Les objectifs principaux étaient de profiter des conditions de crédit historiquement avantageuses pour s’endetter à plus long terme ainsi que de lisser les émissions sur les années et ainsi éviter les pics d’emprunts à renouveler. Cela ne semble pas inutile si l’on regarde le profil de remboursement de la dette souveraine :
On s’aperçoit en effet qu’il y a un sérieux pic dès 2015 avec 146 milliards d’euros à roller1 et que les deux années qui suivent seront à peine moins rudes (125 milliards d’euros chacune). Il faudra bien entendu rajouter à ces montants les déficits futurs du budget de l’État dont l’équilibrage n’est pas proche. Ambroise Fayolle, directeur général de l’AFT, a beau « [regarder] 2015 avec sérénité », il est difficile de partager son optimisme.
Le niveau du taux d’intérêt moyen pondéré des émissions de dette à moyen et long terme, qui s’est élevé à 1,54% en 2013, était en effet à un niveau historiquement bas, et ces conditions étaient idéales pour racheter des dettes proches de l’échéance en empruntant à long terme. Corollaire de ces taux bas, la charge de la dette a atteint en 2013 45 milliards d’euros et s’est ainsi révélée moins élevée que prévue (-1,9 milliard d’euros). Cette charge ne devrait progresser que légèrement en 2014, à 46,7 milliards d’euros :
Mais après un plus bas début mai 2013 à 1,67%, le taux à 10 ans français est reparti à la hausse pour revenir vers un niveau plus normal. Même s’il est évidemment encore loin de ses records historiques, son niveau atteint désormais 2,40% :
La première émission de l’année 2014 semble confirmer la tendance et la crainte de remontée des taux.
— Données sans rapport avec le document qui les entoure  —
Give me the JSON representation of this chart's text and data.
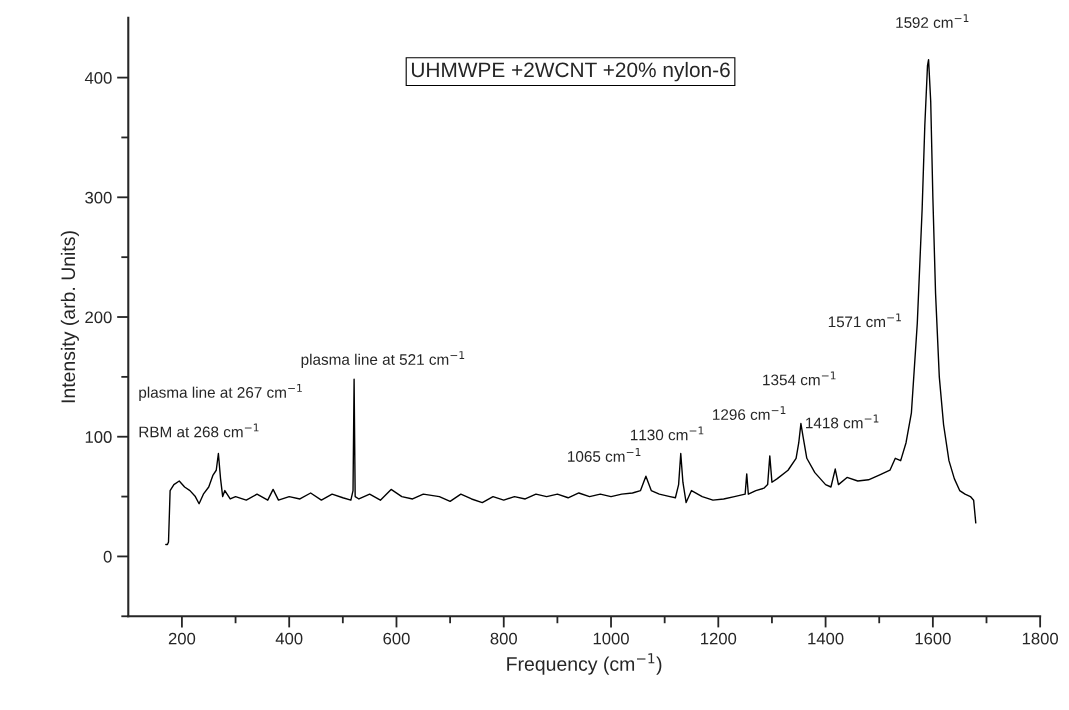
{
  "chart_data": {
    "type": "line",
    "title": "UHMWPE +2WCNT +20% nylon-6",
    "xlabel": "Frequency (cm$^{−1}$)",
    "ylabel": "Intensity (arb. Units)",
    "xlim": [
      100,
      1800
    ],
    "xticks": [
      200,
      400,
      600,
      800,
      1000,
      1200,
      1400,
      1600,
      1800
    ],
    "ylim": [
      -50,
      450
    ],
    "yticks": [
      0,
      100,
      200,
      300,
      400
    ],
    "series": [
      {
        "color": "#000000",
        "x": [
          170,
          173,
          175,
          178,
          185,
          195,
          205,
          215,
          225,
          232,
          240,
          250,
          258,
          264,
          268,
          272,
          276,
          280,
          290,
          300,
          320,
          340,
          360,
          370,
          380,
          400,
          420,
          440,
          460,
          480,
          500,
          515,
          519,
          521,
          523,
          530,
          550,
          570,
          590,
          610,
          630,
          650,
          680,
          700,
          720,
          740,
          760,
          780,
          800,
          820,
          840,
          860,
          880,
          900,
          920,
          940,
          960,
          980,
          1000,
          1020,
          1040,
          1055,
          1065,
          1075,
          1090,
          1110,
          1120,
          1126,
          1130,
          1134,
          1140,
          1150,
          1170,
          1190,
          1210,
          1230,
          1250,
          1253,
          1256,
          1270,
          1285,
          1292,
          1296,
          1300,
          1310,
          1330,
          1345,
          1350,
          1354,
          1358,
          1365,
          1380,
          1400,
          1410,
          1418,
          1424,
          1440,
          1460,
          1480,
          1500,
          1520,
          1530,
          1540,
          1550,
          1560,
          1571,
          1580,
          1585,
          1590,
          1592,
          1596,
          1600,
          1605,
          1612,
          1620,
          1630,
          1640,
          1650,
          1660,
          1670,
          1676,
          1680
        ],
        "values": [
          10,
          10,
          12,
          55,
          60,
          63,
          58,
          55,
          50,
          44,
          52,
          58,
          68,
          72,
          86,
          65,
          50,
          55,
          48,
          50,
          47,
          52,
          47,
          56,
          47,
          50,
          48,
          53,
          47,
          52,
          49,
          47,
          55,
          148,
          50,
          48,
          52,
          47,
          56,
          50,
          48,
          52,
          50,
          46,
          52,
          48,
          45,
          50,
          47,
          50,
          48,
          52,
          50,
          52,
          49,
          53,
          50,
          52,
          50,
          52,
          53,
          55,
          67,
          55,
          52,
          50,
          49,
          60,
          86,
          62,
          45,
          55,
          50,
          47,
          48,
          50,
          52,
          69,
          52,
          55,
          57,
          60,
          84,
          62,
          65,
          72,
          82,
          95,
          111,
          100,
          82,
          70,
          60,
          58,
          73,
          60,
          66,
          63,
          64,
          68,
          72,
          82,
          80,
          95,
          120,
          195,
          290,
          360,
          410,
          415,
          380,
          300,
          220,
          150,
          110,
          80,
          65,
          55,
          52,
          50,
          47,
          28
        ]
      }
    ],
    "annotations": [
      "plasma line at 267 cm$^{−1}$",
      "RBM at 268 cm$^{−1}$",
      "plasma line at 521 cm$^{−1}$",
      "1065 cm$^{−1}$",
      "1130 cm$^{−1}$",
      "1296 cm$^{−1}$",
      "1354 cm$^{−1}$",
      "1418 cm$^{−1}$",
      "1571 cm$^{−1}$",
      "1592 cm$^{−1}$"
    ]
  }
}
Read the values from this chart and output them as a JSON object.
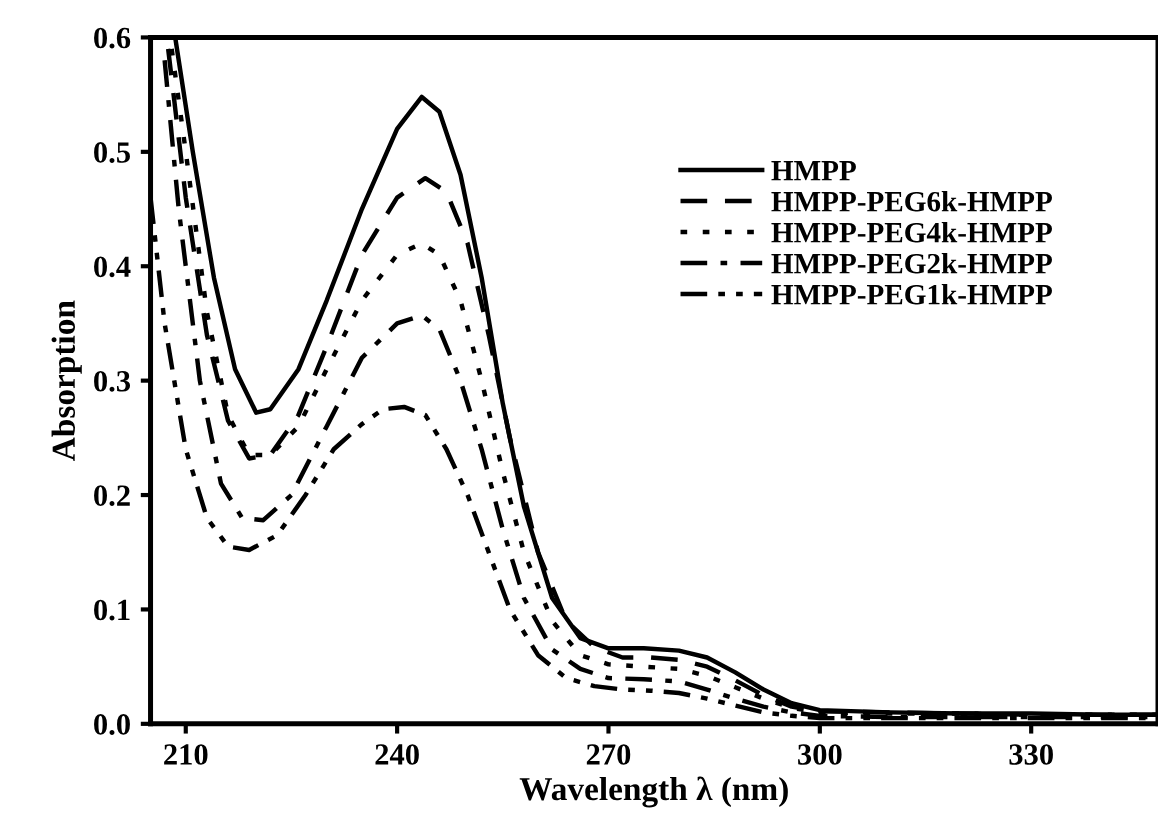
{
  "chart_data": {
    "type": "line",
    "xlabel": "Wavelength λ (nm)",
    "ylabel": "Absorption",
    "xlim": [
      205,
      348
    ],
    "ylim": [
      0,
      0.6
    ],
    "xticks": [
      210,
      240,
      270,
      300,
      330
    ],
    "yticks": [
      {
        "value": 0,
        "label": "0.0"
      },
      0.1,
      0.2,
      0.3,
      0.4,
      0.5,
      0.6
    ],
    "legend": "top right",
    "grid": false,
    "marker": "none",
    "series": [
      {
        "name": "HMPP",
        "color": "#000000",
        "line_style": "solid",
        "x": [
          208.5,
          211,
          214,
          217,
          220,
          222,
          226,
          230,
          235,
          240,
          243.5,
          246,
          249,
          252,
          255,
          258,
          262,
          266,
          270,
          275,
          280,
          284,
          288,
          292,
          296,
          300,
          310,
          320,
          330,
          340,
          348
        ],
        "values": [
          0.6,
          0.5,
          0.39,
          0.31,
          0.272,
          0.275,
          0.31,
          0.37,
          0.45,
          0.52,
          0.548,
          0.535,
          0.48,
          0.39,
          0.28,
          0.19,
          0.11,
          0.075,
          0.066,
          0.066,
          0.064,
          0.058,
          0.045,
          0.03,
          0.018,
          0.012,
          0.01,
          0.009,
          0.009,
          0.008,
          0.008
        ]
      },
      {
        "name": "HMPP-PEG6k-HMPP",
        "color": "#000000",
        "line_style": "dashed",
        "x": [
          207.5,
          210,
          213,
          216,
          219,
          222,
          226,
          230,
          235,
          240,
          244,
          247,
          250,
          253,
          256,
          260,
          264,
          268,
          272,
          276,
          280,
          284,
          288,
          292,
          296,
          300,
          310,
          320,
          330,
          340,
          348
        ],
        "values": [
          0.59,
          0.46,
          0.34,
          0.265,
          0.232,
          0.235,
          0.27,
          0.33,
          0.41,
          0.46,
          0.477,
          0.465,
          0.42,
          0.34,
          0.25,
          0.15,
          0.09,
          0.067,
          0.058,
          0.058,
          0.056,
          0.05,
          0.038,
          0.025,
          0.015,
          0.011,
          0.01,
          0.009,
          0.008,
          0.008,
          0.008
        ]
      },
      {
        "name": "HMPP-PEG4k-HMPP",
        "color": "#000000",
        "line_style": "dotted",
        "x": [
          208,
          210,
          213,
          216,
          219,
          222,
          226,
          230,
          235,
          240,
          243.5,
          246,
          249,
          252,
          255,
          258,
          262,
          266,
          270,
          275,
          280,
          284,
          288,
          292,
          296,
          300,
          310,
          320,
          330,
          340,
          348
        ],
        "values": [
          0.59,
          0.5,
          0.36,
          0.27,
          0.235,
          0.235,
          0.26,
          0.31,
          0.37,
          0.41,
          0.42,
          0.41,
          0.37,
          0.3,
          0.22,
          0.15,
          0.09,
          0.06,
          0.052,
          0.05,
          0.048,
          0.042,
          0.032,
          0.022,
          0.014,
          0.01,
          0.009,
          0.009,
          0.008,
          0.008,
          0.008
        ]
      },
      {
        "name": "HMPP-PEG2k-HMPP",
        "color": "#000000",
        "line_style": "dashdot",
        "x": [
          207,
          209,
          212,
          215,
          218,
          221,
          225,
          230,
          235,
          240,
          243.5,
          246,
          249,
          252,
          255,
          258,
          262,
          266,
          270,
          275,
          280,
          284,
          288,
          292,
          296,
          300,
          310,
          320,
          330,
          340,
          348
        ],
        "values": [
          0.58,
          0.45,
          0.3,
          0.21,
          0.18,
          0.178,
          0.2,
          0.26,
          0.32,
          0.35,
          0.357,
          0.345,
          0.3,
          0.24,
          0.17,
          0.11,
          0.065,
          0.048,
          0.04,
          0.039,
          0.037,
          0.03,
          0.022,
          0.015,
          0.01,
          0.007,
          0.006,
          0.006,
          0.006,
          0.006,
          0.006
        ]
      },
      {
        "name": "HMPP-PEG1k-HMPP",
        "color": "#000000",
        "line_style": "dashdotdot",
        "x": [
          205,
          207,
          210,
          213,
          216,
          219,
          223,
          227,
          231,
          235,
          238,
          241,
          244,
          247,
          250,
          253,
          256,
          260,
          264,
          268,
          272,
          276,
          280,
          284,
          288,
          292,
          296,
          300,
          310,
          320,
          330,
          340,
          348
        ],
        "values": [
          0.46,
          0.35,
          0.24,
          0.18,
          0.155,
          0.152,
          0.165,
          0.2,
          0.24,
          0.262,
          0.275,
          0.277,
          0.27,
          0.24,
          0.2,
          0.15,
          0.1,
          0.06,
          0.04,
          0.033,
          0.03,
          0.029,
          0.027,
          0.022,
          0.016,
          0.01,
          0.007,
          0.005,
          0.005,
          0.005,
          0.005,
          0.005,
          0.005
        ]
      }
    ]
  }
}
En effet, l’AFT a procédé à l’émission d’OAT sur 3 maturités distinctes : 2020, 2024 et… 2060. Et l’émission de mai 2024 (environ 10 ans de maturité) s’est faite à un taux moyen de 2,51%.
L’augmentation de la dette combinée à la hausse des taux d’emprunt et aux arrivées massives à échéance d’emprunts à renouveler mettent le gouvernement français dans une situation de plus en plus délicate, ce dont il ne semble pas avoir pris la mesure. Avec près de 200 milliards d’euros d’emprunts nouveaux par année jusqu’en 2017, l’État est en position de risque extrême par rapport à une remontée des taux d’intérêt qui semble pourtant inéluctable. La cavalerie financière2 incessante de l’État ne peut que très mal se terminer, et le mur n’est sans doute plus très loin.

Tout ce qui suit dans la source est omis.